Namun, keberhasilan program ini tentu tidak bisa semata-mata disandarkan pada pemerintah. Peran masyarakat sipil sangatlah penting dalam mendukung proses pemulihan korban judi daring. Dukungan keluarga, komunitas, tokoh agama, hingga media massa menjadi elemen krusial dalam membentuk opini publik dan membangun narasi yang konstruktif. Korban perlu didekati dengan empati, bukan stigma. Kesempatan kedua harus dibuka selebar-lebarnya, karena pada dasarnya mereka pun ingin keluar dari jerat yang merugikan tersebut.

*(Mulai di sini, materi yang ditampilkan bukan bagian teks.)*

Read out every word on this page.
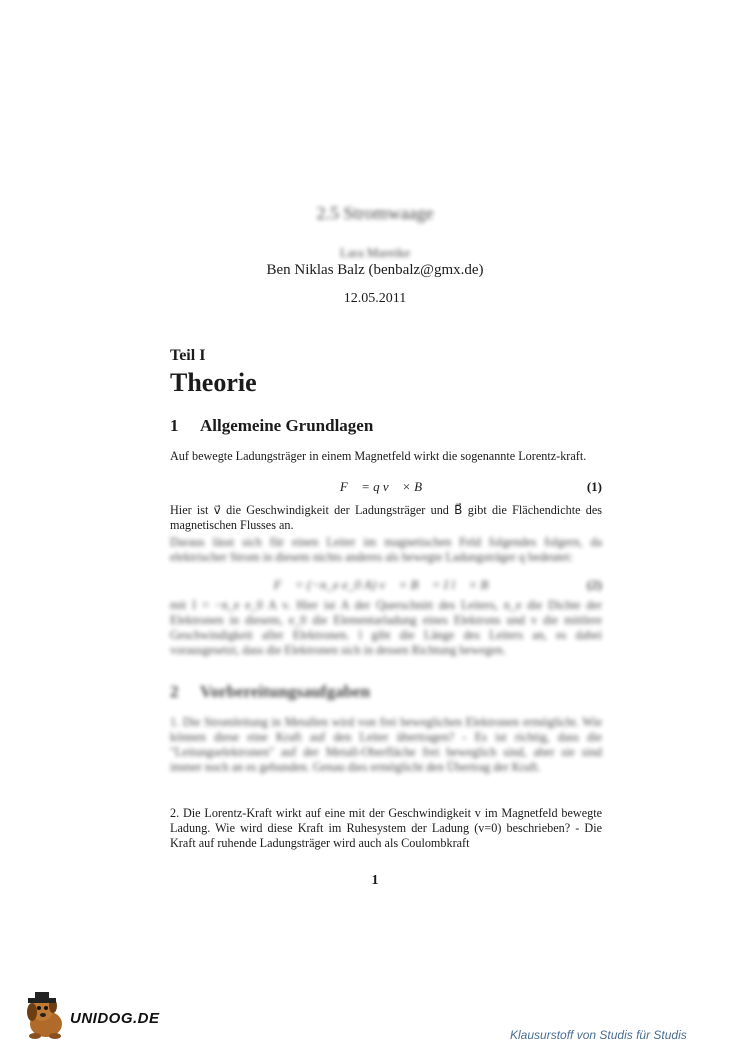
2.5 Stromwaage
Lara Mareike
Ben Niklas Balz (benbalz@gmx.de)
12.05.2011
Teil I
Theorie
1 Allgemeine Grundlagen
Auf bewegte Ladungsträger in einem Magnetfeld wirkt die sogenannte Lorentz-kraft.
F⃗ = q v⃗ × B⃗	(1)
Hier ist v⃗ die Geschwindigkeit der Ladungsträger und B⃗ gibt die Flächendichte des magnetischen Flusses an.
Daraus lässt sich für einen Leiter im magnetischen Feld folgendes folgern, da elektrischer Strom in diesem nichts anderes als bewegte Ladungsträger q bedeutet:
F⃗ = (−n_e e_0 A) v⃗ × B⃗ = I l⃗ × B⃗	(2)
mit I = −n_e e_0 A v. Hier ist A der Querschnitt des Leiters, n_e die Dichte der Elektronen in diesem, e_0 die Elementarladung eines Elektrons und v die mittlere Geschwindigkeit aller Elektronen. l gibt die Länge des Leiters an, es dabei vorausgesetzt, dass die Elektronen sich in dessen Richtung bewegen.
2 Vorbereitungsaufgaben
1. Die Stromleitung in Metallen wird von frei beweglichen Elektronen ermöglicht. Wie können diese eine Kraft auf den Leiter übertragen? - Es ist richtig, dass die "Leitungselektronen" auf der Metall-Oberfläche frei beweglich sind, aber sie sind immer noch an es gebunden. Genau dies ermöglicht den Übertrag der Kraft.
2. Die Lorentz-Kraft wirkt auf eine mit der Geschwindigkeit v im Magnetfeld bewegte Ladung. Wie wird diese Kraft im Ruhesystem der Ladung (v=0) beschrieben? - Die Kraft auf ruhende Ladungsträger wird auch als Coulombkraft
1
UNIDOG.DE
Klausurstoff von Studis für Studis
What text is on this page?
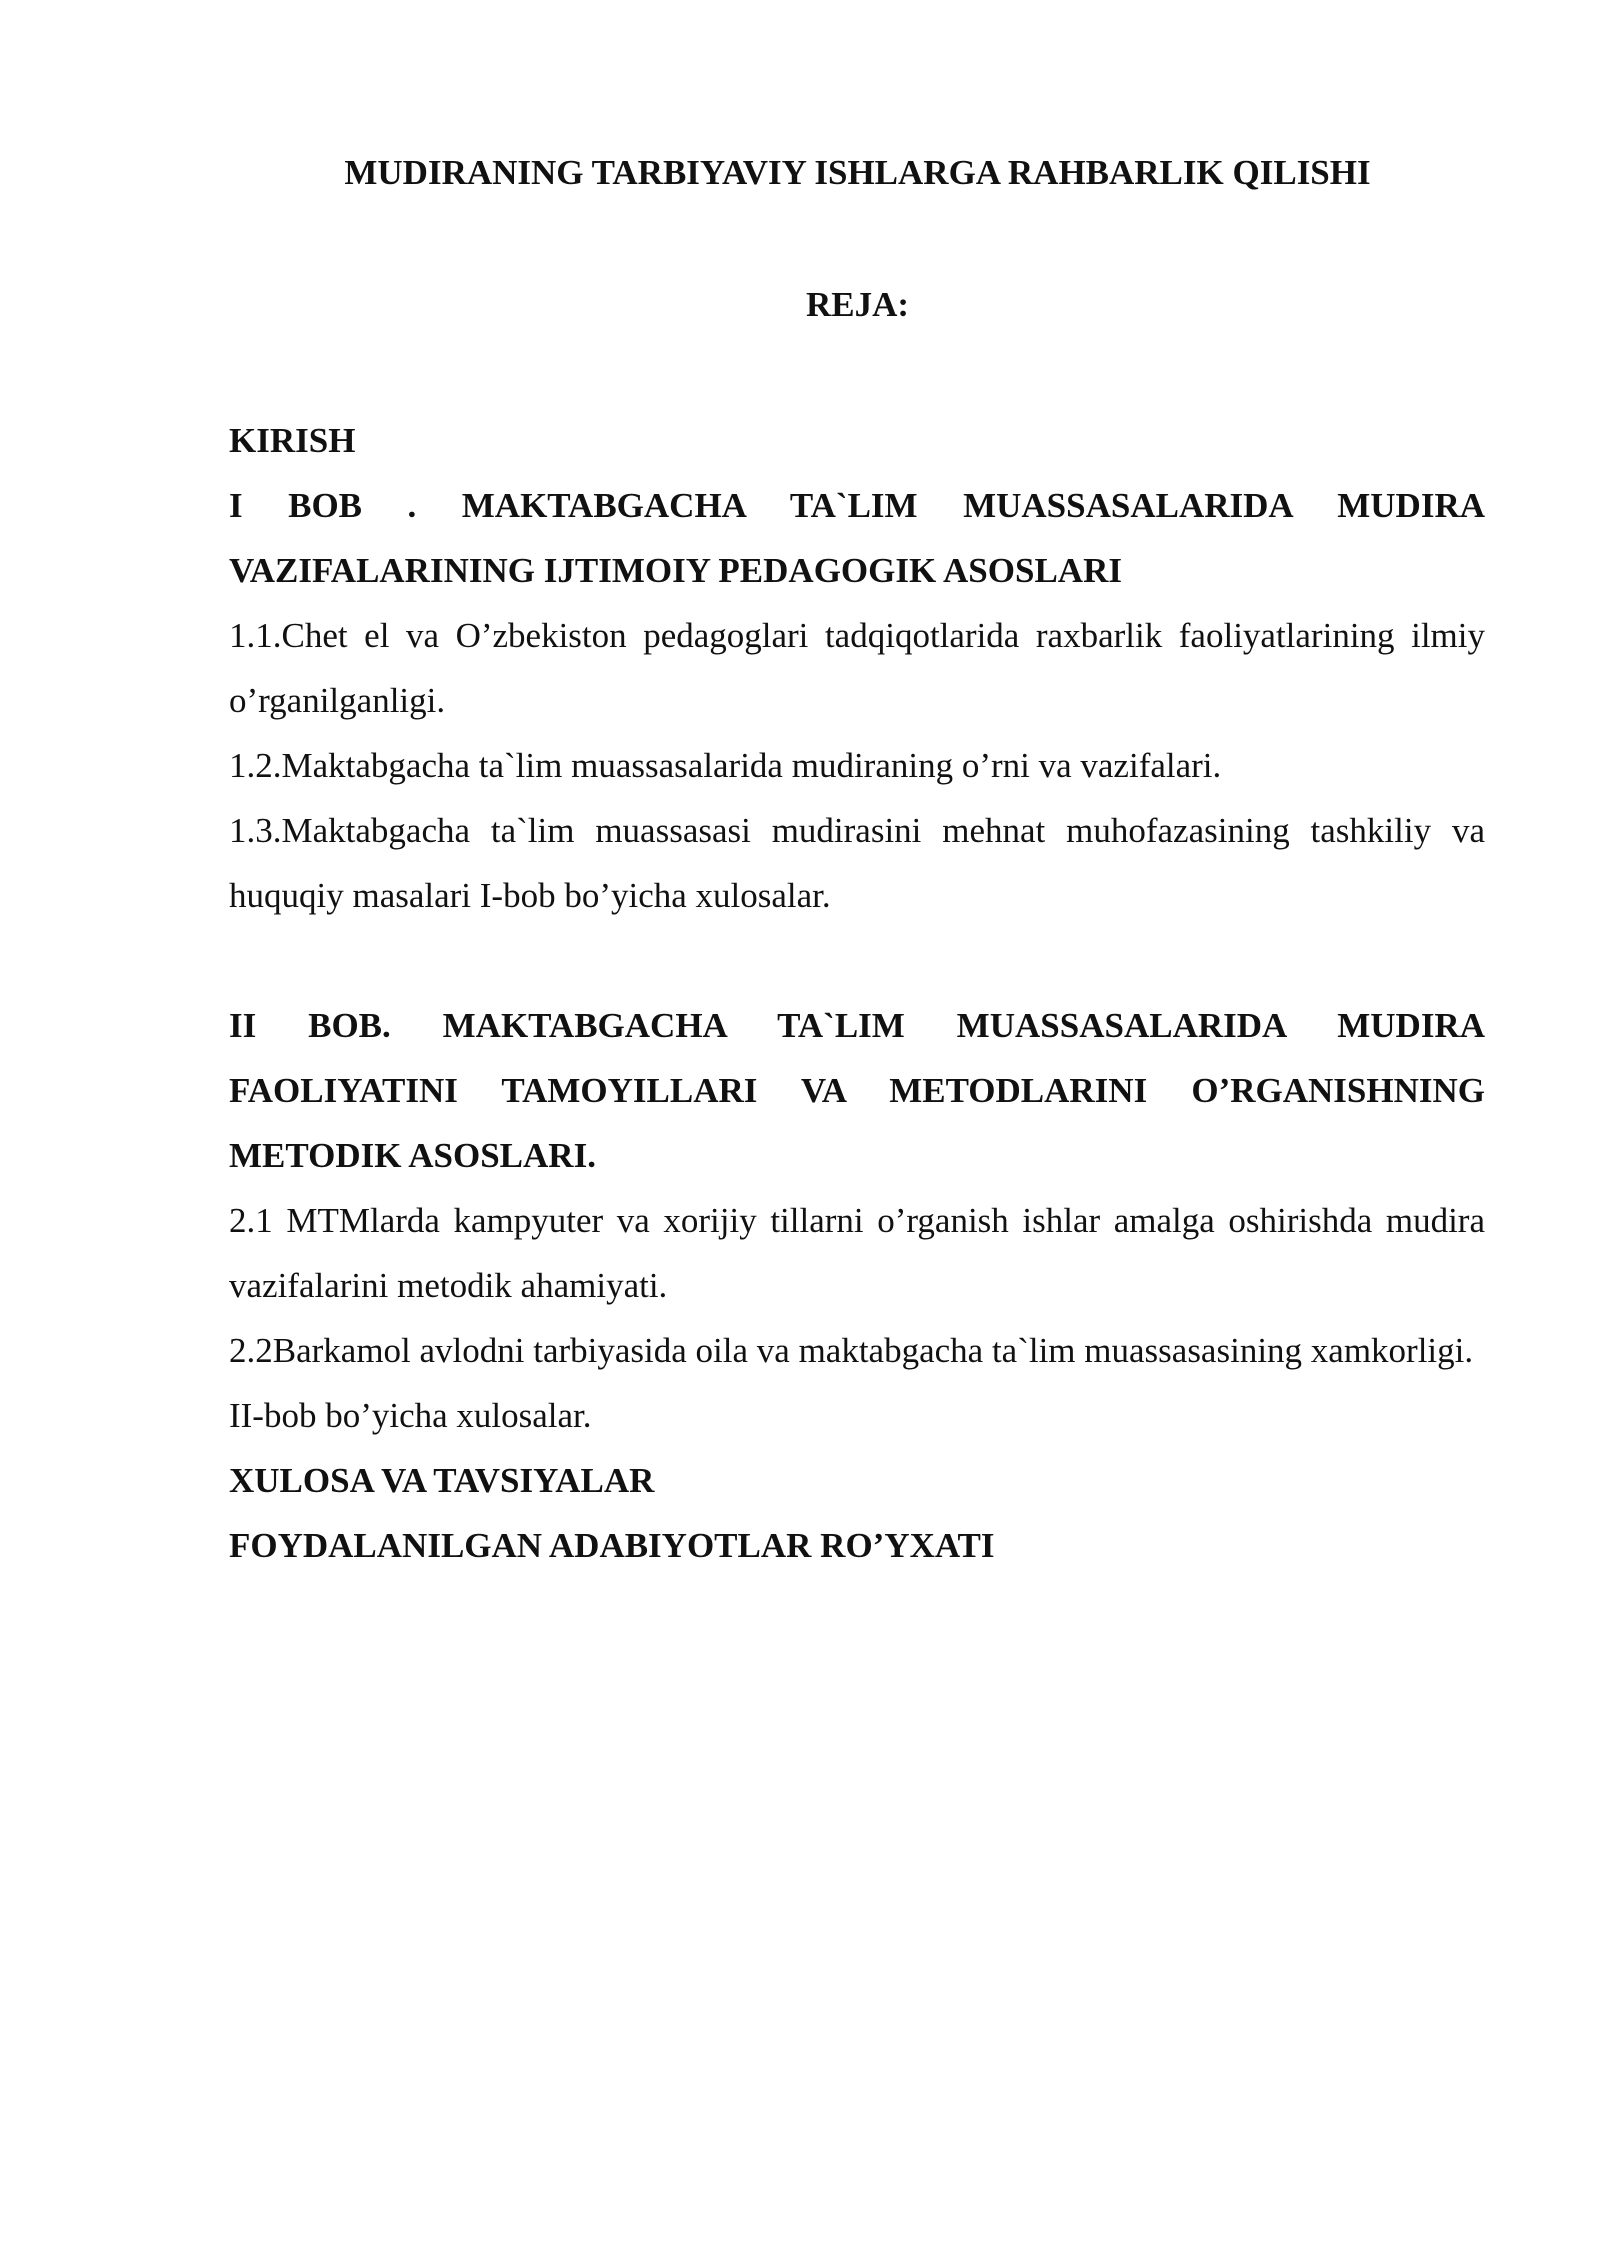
MUDIRANING TARBIYAVIY ISHLARGA RAHBARLIK QILISHI
REJA:

KIRISH

I BOB . MAKTABGACHA TA`LIM MUASSASALARIDA MUDIRA VAZIFALARINING IJTIMOIY PEDAGOGIK ASOSLARI

1.1.Chet el va O’zbekiston pedagoglari tadqiqotlarida raxbarlik faoliyatlarining ilmiy o’rganilganligi.

1.2.Maktabgacha ta`lim muassasalarida mudiraning o’rni va vazifalari.

1.3.Maktabgacha ta`lim muassasasi mudirasini mehnat muhofazasining tashkiliy va huquqiy masalari I-bob bo’yicha xulosalar.

II BOB. MAKTABGACHA TA`LIM MUASSASALARIDA MUDIRA FAOLIYATINI TAMOYILLARI VA METODLARINI O’RGANISHNING METODIK ASOSLARI.

2.1 MTMlarda kampyuter va xorijiy tillarni o’rganish ishlar amalga oshirishda mudira vazifalarini metodik ahamiyati.

2.2Barkamol avlodni tarbiyasida oila va maktabgacha ta`lim muassasasining xamkorligi.

II-bob bo’yicha xulosalar.

XULOSA VA TAVSIYALAR

FOYDALANILGAN ADABIYOTLAR RO’YXATI
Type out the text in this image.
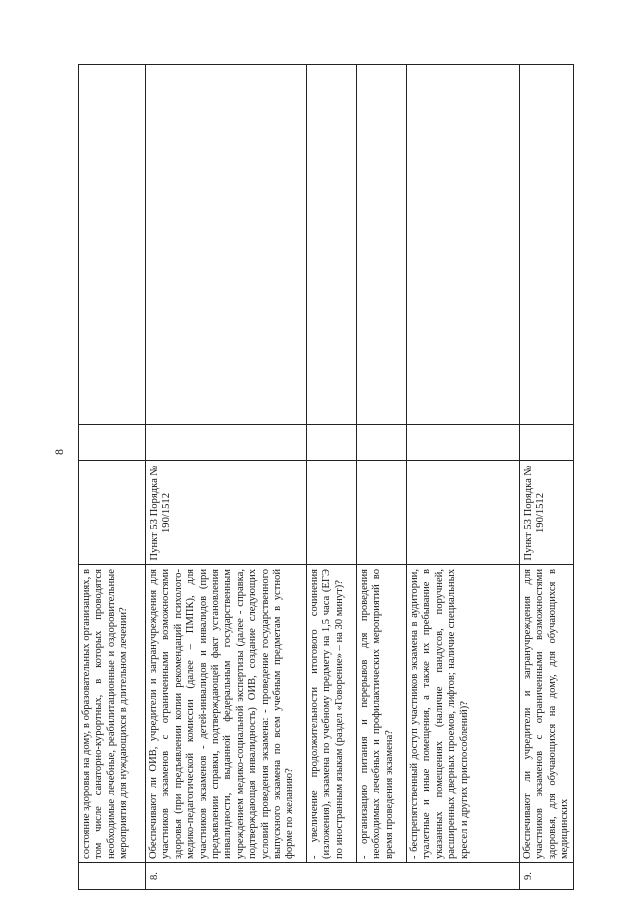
8
состояние здоровья на дому, в образовательных организациях, в том числе санаторно-курортных, в которых проводятся необходимые лечебные, реабилитационные и оздоровительные мероприятия для нуждающихся в длительном лечении?
8.
Обеспечивают ли ОИВ, учредители и загранучреждения для участников экзаменов с ограниченными возможностями здоровья (при предъявлении копии рекомендаций психолого-медико-педагогической комиссии (далее – ПМПК), для участников экзаменов - детей-инвалидов и инвалидов (при предъявлении справки, подтверждающей факт установления инвалидности, выданной федеральным государственным учреждением медико-социальной экспертизы (далее - справка, подтверждающая инвалидность) ОИВ, создание следующих условий проведения экзамена: - проведение государственного выпускного экзамена по всем учебным предметам в устной форме по желанию?
Пункт 53 Порядка № 190/1512
- увеличение продолжительности итогового сочинения (изложения), экзамена по учебному предмету на 1,5 часа (ЕГЭ по иностранным языкам (раздел «Говорение» – на 30 минут)? - организацию питания и перерывов для проведения необходимых лечебных и профилактических мероприятий во время проведения экзамена? - беспрепятственный доступ участников экзамена в аудитории, туалетные и иные помещения, а также их пребывание в указанных помещениях (наличие пандусов, поручней, расширенных дверных проемов, лифтов; наличие специальных кресел и других приспособлений)?
9.
Обеспечивают ли учредители и загранучреждения для участников экзаменов с ограниченными возможностями здоровья, для обучающихся на дому, для обучающихся в медицинских
Пункт 53 Порядка № 190/1512
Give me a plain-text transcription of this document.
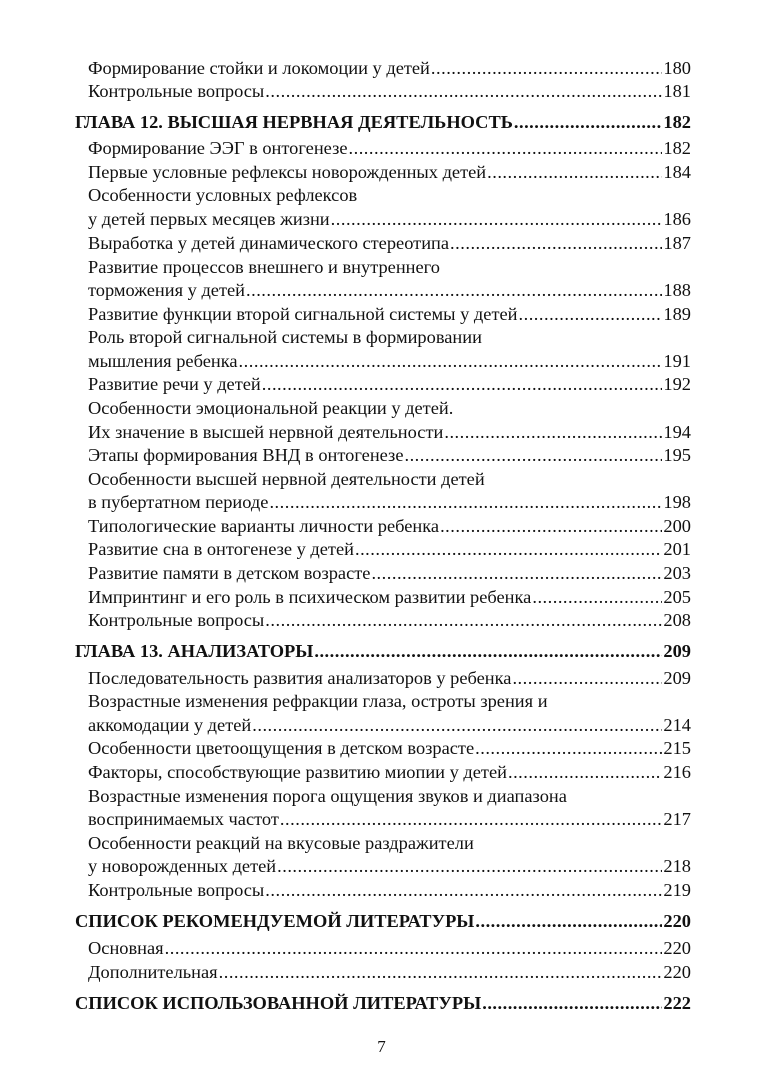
Формирование стойки и локомоции у детей .....	180
Контрольные вопросы .....	181
ГЛАВА 12. ВЫСШАЯ НЕРВНАЯ ДЕЯТЕЛЬНОСТЬ .....	182
Формирование ЭЭГ в онтогенезе .....	182
Первые условные рефлексы новорожденных детей .....	184
Особенности условных рефлексов
у детей первых месяцев жизни .....	186
Выработка у детей динамического стереотипа .....	187
Развитие процессов внешнего и внутреннего
торможения у детей .....	188
Развитие функции второй сигнальной системы у детей .....	189
Роль второй сигнальной системы в формировании
мышления ребенка .....	191
Развитие речи у детей .....	192
Особенности эмоциональной реакции у детей.
Их значение в высшей нервной деятельности .....	194
Этапы формирования ВНД в онтогенезе .....	195
Особенности высшей нервной деятельности детей
в пубертатном периоде .....	198
Типологические варианты личности ребенка .....	200
Развитие сна в онтогенезе у детей .....	201
Развитие памяти в детском возрасте .....	203
Импринтинг и его роль в психическом развитии ребенка .....	205
Контрольные вопросы .....	208
ГЛАВА 13. АНАЛИЗАТОРЫ .....	209
Последовательность развития анализаторов у ребенка .....	209
Возрастные изменения рефракции глаза, остроты зрения и
аккомодации у детей .....	214
Особенности цветоощущения в детском возрасте .....	215
Факторы, способствующие развитию миопии у детей .....	216
Возрастные изменения порога ощущения звуков и диапазона
воспринимаемых частот .....	217
Особенности реакций на вкусовые раздражители
у новорожденных детей .....	218
Контрольные вопросы .....	219
СПИСОК РЕКОМЕНДУЕМОЙ ЛИТЕРАТУРЫ .....	220
Основная .....	220
Дополнительная .....	220
СПИСОК ИСПОЛЬЗОВАННОЙ ЛИТЕРАТУРЫ .....	222
7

Apa yang dilakukan pemerintah hari ini merupakan refleksi dari komitmen negara dalam melindungi warganya dari ancaman digital yang makin kompleks. Dengan pendekatan pembinaan terpadu, korban judi daring diberikan jalan keluar yang nyata, bukan hanya dibebani sanksi sosial. Ini merupakan bentuk hadirnya negara di tengah problematika sosial yang nyata, serta wujud kepedulian terhadap kelompok rentan yang sempat terseret oleh dinamika negatif dunia maya.
Kejahatan digital seperti judi daring merupakan ancaman nyata yang bisa menjangkau siapa saja, tanpa memandang usia, profesi, maupun status sosial. Di tengah kemudahan akses teknologi, masyarakat diimbau untuk tidak tergoda oleh janji-janji keuntungan instan yang justru merusak masa depan. Keberhasilan pemerintah dalam menghentikan kegiatan judi daring harus menjadi momentum untuk memperkuat literasi digital, mempererat kolaborasi pemerintah dan masyarakat, serta membangun ketahanan sosial terhadap serangan kriminal berbasis teknologi. Indonesia harus terus bergerak maju, menjaga ruang digital tetap bersih, sehat, dan bermartabat untuk generasi yang akan datang.
*) Penulis merupakan Pengamat Kebijakan Publik.